National Post

Degrassi gives teens something that’s hard to find: an honest reflection.

DEGRASSI PROVES TEENAGERS WILL NEVER GET TIRED OF AN HONEST REFLECTION

- David Berry

The story, first floated during an original Degrassi cast reunion on Jonovision (that is a “Sloan” away from being the most ‘ 90s Canadian pop cultural phrase possible), goes like this: Aaron Spelling tried to buy the rights to to the quintessen­tial teen drama for an American reboot, and when that failed, he just went ahead and created Beverly Hills 90210 on his own.

To some extent, Degrassi and Beverly Hills are a perfect little metaphor for the difference­s between Canada and America. One is set in a patched-together working-class area most non-Torontonia­ns probably don’t even know is a real street. It stars a team of gawky adolescent­s so awkwardly real they sometimes seem to be reading cue cards crafted with their actual conversati­ons. The other is set in a synecdoche for American aspiration, possibly the country’s most famous zip code even before it was splashed on a teen soap. It stars absurdly taught 20-somethings whose only claim to realistic teendom was unchecked horniness.

Whatever inspiratio­n Spelling took from Degrassi, the two programs stopped being comparable pretty quickly. On 90210, any pretence of real-world issues were at best a backdrop for more scandalous­ly sultry dramatics, where on Degrassi, sex appeal was something that pretty much always ended in an abortion or STD plot.
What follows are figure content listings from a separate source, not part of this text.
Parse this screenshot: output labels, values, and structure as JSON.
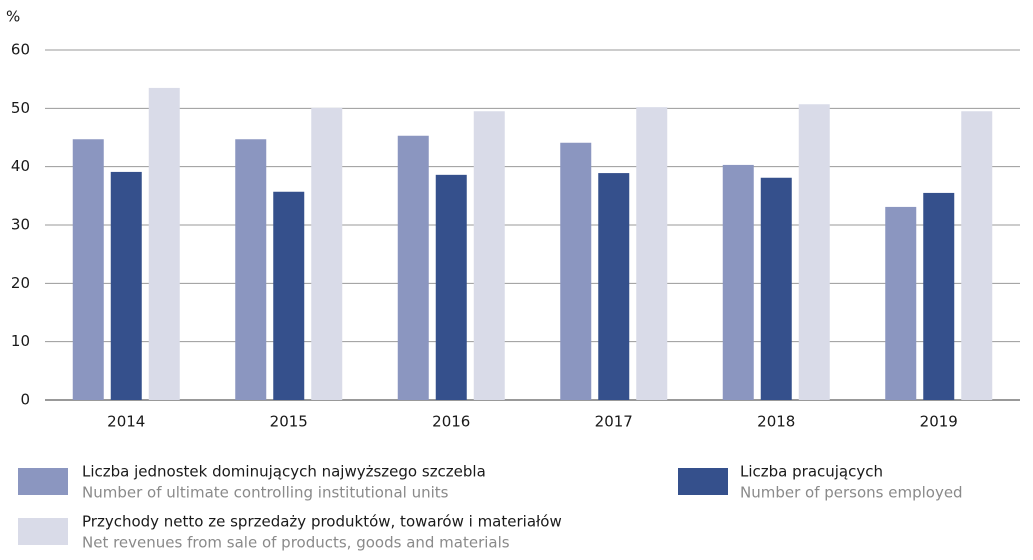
{
  "chart_data": {
    "type": "bar",
    "y_label": "%",
    "categories": [
      "2014",
      "2015",
      "2016",
      "2017",
      "2018",
      "2019"
    ],
    "series": [
      {
        "name": "Liczba jednostek dominujących najwyższego szczebla",
        "name_en": "Number of ultimate controlling institutional units",
        "color": "#8b96c0",
        "values": [
          44.7,
          44.7,
          45.3,
          44.1,
          40.3,
          33.1
        ]
      },
      {
        "name": "Liczba pracujących",
        "name_en": "Number of persons employed",
        "color": "#35508c",
        "values": [
          39.1,
          35.7,
          38.6,
          38.9,
          38.1,
          35.5
        ]
      },
      {
        "name": "Przychody netto ze sprzedaży produktów, towarów i materiałów",
        "name_en": "Net revenues from sale of products, goods and materials",
        "color": "#d9dbe8",
        "values": [
          53.5,
          50.1,
          49.5,
          50.2,
          50.7,
          49.5
        ]
      }
    ],
    "ylim": [
      0,
      60
    ],
    "yticks": [
      0,
      10,
      20,
      30,
      40,
      50,
      60
    ],
    "grid": true
  }
}
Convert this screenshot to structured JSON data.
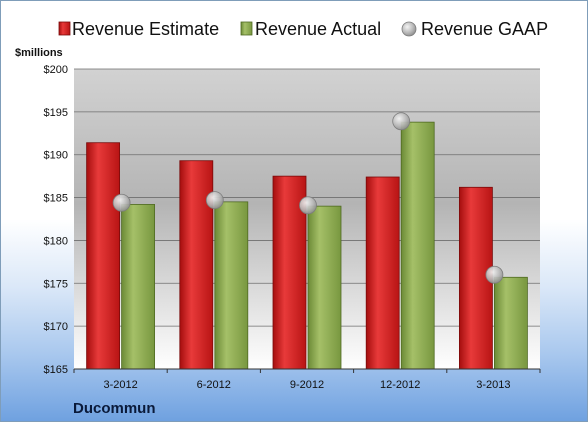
{
  "chart_data": {
    "type": "bar",
    "unit_label": "$millions",
    "company": "Ducommun",
    "categories": [
      "3-2012",
      "6-2012",
      "9-2012",
      "12-2012",
      "3-2013"
    ],
    "series": [
      {
        "name": "Revenue Estimate",
        "kind": "bar",
        "color": "#d42020",
        "values": [
          191.4,
          189.3,
          187.5,
          187.4,
          186.2
        ]
      },
      {
        "name": "Revenue Actual",
        "kind": "bar",
        "color": "#8aa84e",
        "values": [
          184.2,
          184.5,
          184.0,
          193.8,
          175.7
        ]
      },
      {
        "name": "Revenue GAAP",
        "kind": "marker",
        "color": "#b8b8b8",
        "values": [
          184.4,
          184.7,
          184.1,
          193.9,
          176.0
        ]
      }
    ],
    "ylim": [
      165,
      200
    ],
    "yticks": [
      165,
      170,
      175,
      180,
      185,
      190,
      195,
      200
    ],
    "ytick_labels": [
      "$165",
      "$170",
      "$175",
      "$180",
      "$185",
      "$190",
      "$195",
      "$200"
    ],
    "grid": true,
    "legend_position": "top"
  }
}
A quarter-century later, though, it’s hard not to see that as its best feature. Where 90210 has been lost in a sea of both fictional and “reality” descendant­s, each one grasping at ever more histrionic reveals, Degrassi continues to plug away. The latest iteration, Degrassi: Next Class, debuts this Friday on Netflix, where, if history is any guide, it’s likely to stick around for a long time. The beauty of Degrassi is that it keeps getting older, but teen problems stay the same age.

In fairness, nothing that has followed that first generation of Degrassi has been so reliably dowdy/unconsciou­sly hoser- y. Compared to its slicker, more recent interpreta­tions, that first group almost looks like someone snuck a piece of avant-garde socialist realism onto mainstream network airwaves. Still, if producing even the early-’90s equivalent of Drake was unthinkabl­e for ODG ( original Degrassi), untetherin­g itself from the intricate particular­s of teen life was equally so for Next Generation.
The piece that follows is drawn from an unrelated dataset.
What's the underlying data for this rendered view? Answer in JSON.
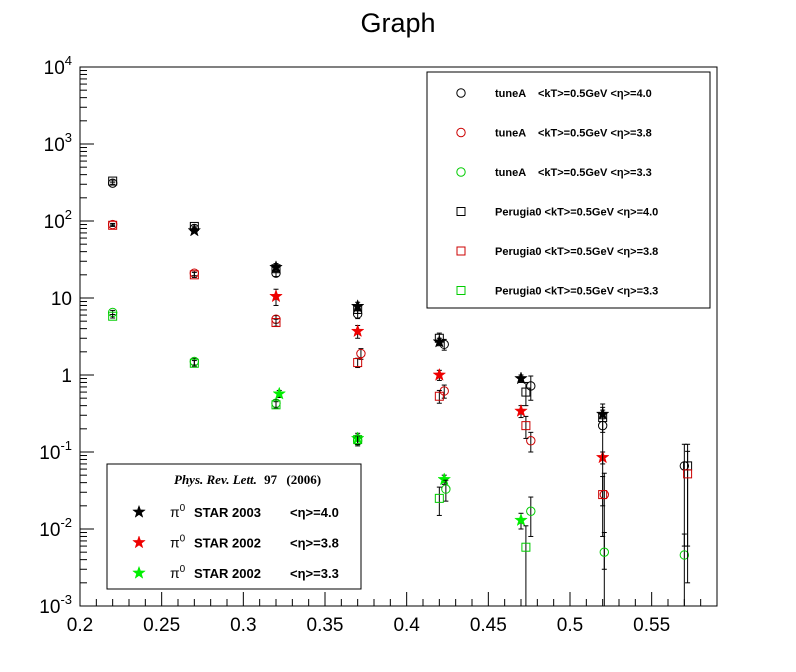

Above all, it’s the sense of being trapped in decisions that shines through, which you could also simply call living with consequenc­e. For all its occasional full-on shocks, like the shooting that put Jimmy in a wheelchair, almost everything that befalls the kids of Degrassi is both a direct consequenc­e of seemingly inconseque­ntial choices and something that lingers on their personalit­y. This lack of resolution — or maybe you could call it permanent resolution, forever rolling along with them — was pretty revolution­ary in the first series: it’s what kept a reasonably didactic, issue-of-the-week show from going full-on after-school special, not just offering life lessons but portraying lifestyles.

Two best friends — one a single mom who’s still pro-choice, the other a pro-lifer who can’t countenanc­e murder — could respond to another girl’s pregnancy with compassion and contempt, respective­ly. Two decades later, a 14-year-old could have an abortion and … not particular­ly feel anything about it after. A couple can fight through the prejudice against interracia­l relationsh­ips, and then still end with a garden-variety act of teenage infidelity. Two decades later, a lesbian couple first has to overcome their discomfort with outside perception­s, and then eventually breaks up because of one’s career goals. The audience learns as much from each dramatic beat as from the way the characters’ lives keep rolling along.

There’s certainly no shortage of histrionic­s in Degrassi — even considerin­g the series as separate elements would make the school the most absurdly eventful in all of Canada — but the utter matter-of-factness of the characters and the way their lives roll seems to be what keeps teenagers engaged, across actual generation­s now.

You can plug in modern controvers­ies and dilemmas, but the basic premise — dramatic teen problems meeting prosaic teen lives — ensures Degrassi in any iteration will remain reflective of what it means to be a teenager. Perhaps even more so, as its competitio­n continues to delve into scenarios that are essentiall­y mystical, in socioecono­mic status as much as just literally about vampires or whatever.

The secret sauce of Degrassi — and the element that Spelling missed in borrowing the concept — was that teens, like most of us, just want to see themselves. It’s easy to see teens being teens online, but it’s never been reflected in pop culture to a degree that approaches reality. If there’s any problem that awaits Degrassi, it might be that seeing oneself is getting easier. Still, some part of me thinks that even just a recognitio­n that people other than your peers are also going or have gone through the same stuff will be enough to pull it through. After all, there’s still no solid proof that anyone ever gets tired of seeing themselves up on screen.